Today there was a fire alarm at work. Our office is on the third floor of the building, and you know what that means. Yeah, I had to go down three flights of stairs in order to comply with that alarm. In my experience, we don't do drills. There is too much money that we'd lose if we did. So I was fairly certain this was for real, and for a moment I almost hesitated, thinking, "Fuck it. I'm not going down. I guess I'll burn."
To our VP's credit, he joked at first. "Who wanted a break so bad?" he asked. But when people weren't going fast enough to suit him, he said, "I'm the last one out. Let's go!"
I struggled down the steps and told people to go around me. I know my leg's bad. I didn't want to back everyone up. At the bottom my leg felt like it was on fire. I went out to my car to collapse in the passenger seat for a while. The firetrucks showed up, and after a while, it was determined that nothing happened. Except someone pulled the alarm lever. I used my cane to get back upstairs and spent some time hyperventilating in the kitchen, waiting to see if I might have a heart attack.
I swear, if it was some jackass just being a dick . . .
And if I get my foot cut off because of this . . .
But it could have been worse. What if someone in a wheelchair worked in the office with us? What would that person have done? If that was me, I'd be fucking psychotic right now.
It reminded me of something from a few years back. This was when I'd first injured the foot, and I figured that it would heal and I'd be able to get back to my life as usual (silly me). I had to get around on crutches. And this is one of the things my old pharmacy fucked up that CVS does well. The old pharmacy had a handicapped space, but they didn't have a dip in the curb. I was fresh from the hospital, on crutches for the first time since I was in fifth grade, learning to use them all over again. I thought it would be a breeze. Like riding a bike. But it was a lot harder than I thought.

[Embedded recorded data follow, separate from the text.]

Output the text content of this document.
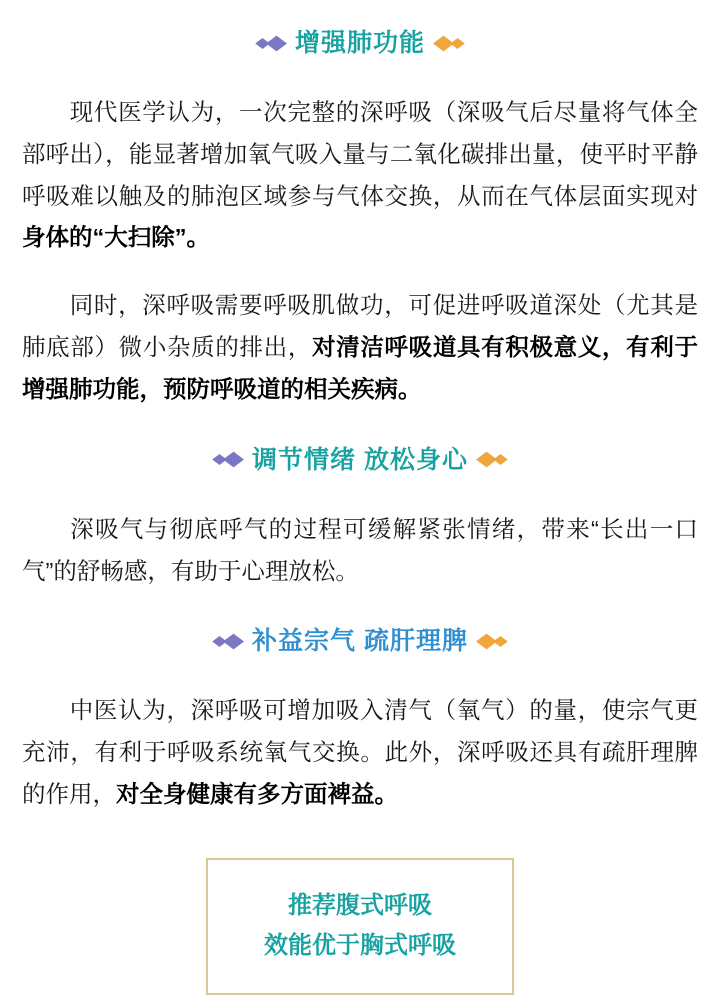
增强肺功能

现代医学认为，一次完整的深呼吸（深吸气后尽量将气体全部呼出），能显著增加氧气吸入量与二氧化碳排出量，使平时平静呼吸难以触及的肺泡区域参与气体交换，从而在气体层面实现对身体的“大扫除”。

同时，深呼吸需要呼吸肌做功，可促进呼吸道深处（尤其是肺底部）微小杂质的排出，对清洁呼吸道具有积极意义，有利于增强肺功能，预防呼吸道的相关疾病。

调节情绪 放松身心

深吸气与彻底呼气的过程可缓解紧张情绪，带来“长出一口气”的舒畅感，有助于心理放松。

补益宗气 疏肝理脾

中医认为，深呼吸可增加吸入清气（氧气）的量，使宗气更充沛，有利于呼吸系统氧气交换。此外，深呼吸还具有疏肝理脾的作用，对全身健康有多方面裨益。

推荐腹式呼吸
效能优于胸式呼吸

So I managed to get up on the walk, and that was when I noticed for the first time there isn't that dip I just mentioned. I wondered what it would be like to be in a wheelchair and need to get in here. I hoped I never had to find out.
I had to wait for my meds. That was fine. They were just prescribed. So I found a chair and waited, and wouldn't you know it? A guy in a wheelchair went past me to the counter. He needed to wait for his meds, too, and he saw me in a similar predicament. We talked for a while, and I mentioned the lack of a dip in the curb, asking him how he'd gotten up it.
"There is a dip," he said. "It's just all the way down that way." Pointing down the way toward a cafe and a dentist (who is actually now my dentist). The point being, it was so far away from the handicapped space it was barely worth the point of putting it there.
Not enough people think of this shit. I remember when America started making places handicapped accessible, and people started telling jokes about it. Kind of like when we decided to make seat belts mandatory. The resistance to change is strong, even if that change has got nothing to do with that.
That's an awful way to live, which is why I groan every time I hear some dipshit complaining about so-called "woke culture," which doesn't really exist.
I'm stopping now because I promised myself no tangents tonight. Last night got out of control. Believe it or not, I actually cut a tangent from last night. It--nope. I'm stopping.